The game Dooling is referring to is when Kansas hosted Missouri on March 5, 2000. Leading 22-19, Dooling pushed the ball up court on a fast-break attempt midway through the first half. Ashante Johnson of the Jayhawks was the only player between Dooling and the basket.
Rivalry Renewed: KU-MU Border War Alumni Game
Dooling attempted to leap over Johnson, who was moving himself into position in the lane, and Dooling threw down a vicious one-handed slam. As Dooling hit the ground, he looked up to see that the official had called a charge and negated the basket.
“Sometimes I think it is better that it didn’t count, because I wouldn’t have got that reaction,” Dooling said. “It was some home cooking. There is no doubt that it should have been a blocking foul and an and-one.”
Dooling reaction remains the best part of the near-emphatic dunk attempt, as he threw up his hands in disbelief.
Kareem Rush, who put together the event for Rivalry Renewed, actually posted the reaction on Facebook to help promote the event. Rush also played in that game, in which the Jayhawks netted an 83-82 victory.
“Keyon’s expression was more memorable than the actual play,” Rush said. “When you think about iconic plays in Missouri history, you know that the charge didn’t count. It was definitely one of the most memorable moments.”
However, former teammate Johnnie Parker doesn’t believe that Dooling should have even put himself in that position. Parker admitted that he was open for the alley-oop on the backside during the fast break.
“If you go back and look at the video, I was open for the alley-oop,” Parker said. “That was a dunk he does all the time. The way they called it a charge, it just wasn’t fair. We just knew them calling it a charge that it wasn’t even.”
The near-dunk was just one of many iconic moments from a rivalry that has been nonexistent since KU's epic comeback victory at Allen Fieldhouse on Feb. 25, 2012.
Rickey Paulding, who played for the Tigers between 2000–2004, admitted that his favorite moment was when Missouri pulled off a 68-63 victory over Kansas in the semifinals of the Big 12 tournament in 2003.
“You want to get to the championship anyway, but it made it that much sweeter to beat KU,” Paulding said. “It was back and forth. I just remember the feeling after getting that win. It was a game that meant something to us.”

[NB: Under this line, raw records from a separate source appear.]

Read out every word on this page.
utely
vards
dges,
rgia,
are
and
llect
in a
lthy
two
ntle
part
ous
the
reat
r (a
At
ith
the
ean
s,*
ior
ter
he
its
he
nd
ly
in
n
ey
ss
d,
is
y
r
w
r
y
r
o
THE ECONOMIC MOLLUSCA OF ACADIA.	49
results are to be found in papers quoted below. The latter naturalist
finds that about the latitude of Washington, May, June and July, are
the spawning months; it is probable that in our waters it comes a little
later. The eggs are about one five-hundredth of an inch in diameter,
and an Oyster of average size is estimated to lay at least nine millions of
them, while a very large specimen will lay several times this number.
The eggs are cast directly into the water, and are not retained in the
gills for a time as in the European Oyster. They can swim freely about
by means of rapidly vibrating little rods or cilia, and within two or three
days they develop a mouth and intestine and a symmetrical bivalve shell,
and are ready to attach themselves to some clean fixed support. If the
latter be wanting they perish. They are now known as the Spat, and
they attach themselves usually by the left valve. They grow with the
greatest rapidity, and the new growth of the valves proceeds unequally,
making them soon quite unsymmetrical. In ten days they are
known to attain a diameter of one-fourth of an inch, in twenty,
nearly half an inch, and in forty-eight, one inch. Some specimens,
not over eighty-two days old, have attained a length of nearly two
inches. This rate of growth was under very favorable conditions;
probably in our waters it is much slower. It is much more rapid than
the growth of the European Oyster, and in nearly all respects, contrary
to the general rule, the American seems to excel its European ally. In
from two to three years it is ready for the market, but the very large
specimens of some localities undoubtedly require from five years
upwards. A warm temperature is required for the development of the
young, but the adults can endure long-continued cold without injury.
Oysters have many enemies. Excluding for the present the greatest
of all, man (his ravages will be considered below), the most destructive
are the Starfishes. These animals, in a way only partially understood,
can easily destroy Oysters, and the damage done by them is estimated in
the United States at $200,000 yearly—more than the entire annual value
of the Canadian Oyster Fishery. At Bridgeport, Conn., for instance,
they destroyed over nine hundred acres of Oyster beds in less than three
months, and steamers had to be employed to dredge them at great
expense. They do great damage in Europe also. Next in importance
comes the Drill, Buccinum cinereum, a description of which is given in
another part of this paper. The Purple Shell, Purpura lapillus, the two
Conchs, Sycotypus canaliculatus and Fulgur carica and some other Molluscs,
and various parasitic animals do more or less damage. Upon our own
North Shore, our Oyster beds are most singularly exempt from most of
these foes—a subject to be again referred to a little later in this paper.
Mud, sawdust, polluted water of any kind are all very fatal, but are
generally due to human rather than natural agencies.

Parker’s favorite memory of the Border War occured the year before he even stepped on the court for the Tigers. As a senior in high school, Parker was on a recruiting visit when he watched Corey Tate drill the game-winning shot to knock off No. 1 Kansas in double overtime in 1997.
The win was enough to to seal the deal for Parker, who then played for the Tigers from 1997 through 2001.
“That was really special to me, because it helped me out in making my decision to go there,” Parker said. “We beat (KU) twice at Mizzou when I was there, so I also remember that.”
In the end, though, all the former players agreed that they’d like to see the rivalry return to create more memories on the hardwood.
“There is a lot of history between KU and MU,” Dooling said. “There are a lot of kids whose fondest memory is of this war. There are a lot of families divided because of this war. I would hate for the next generation of Tiger or Jayhawk fans to miss out on the rivalry that we have. Hopefully, this (event) will spark some interest for the colleges.”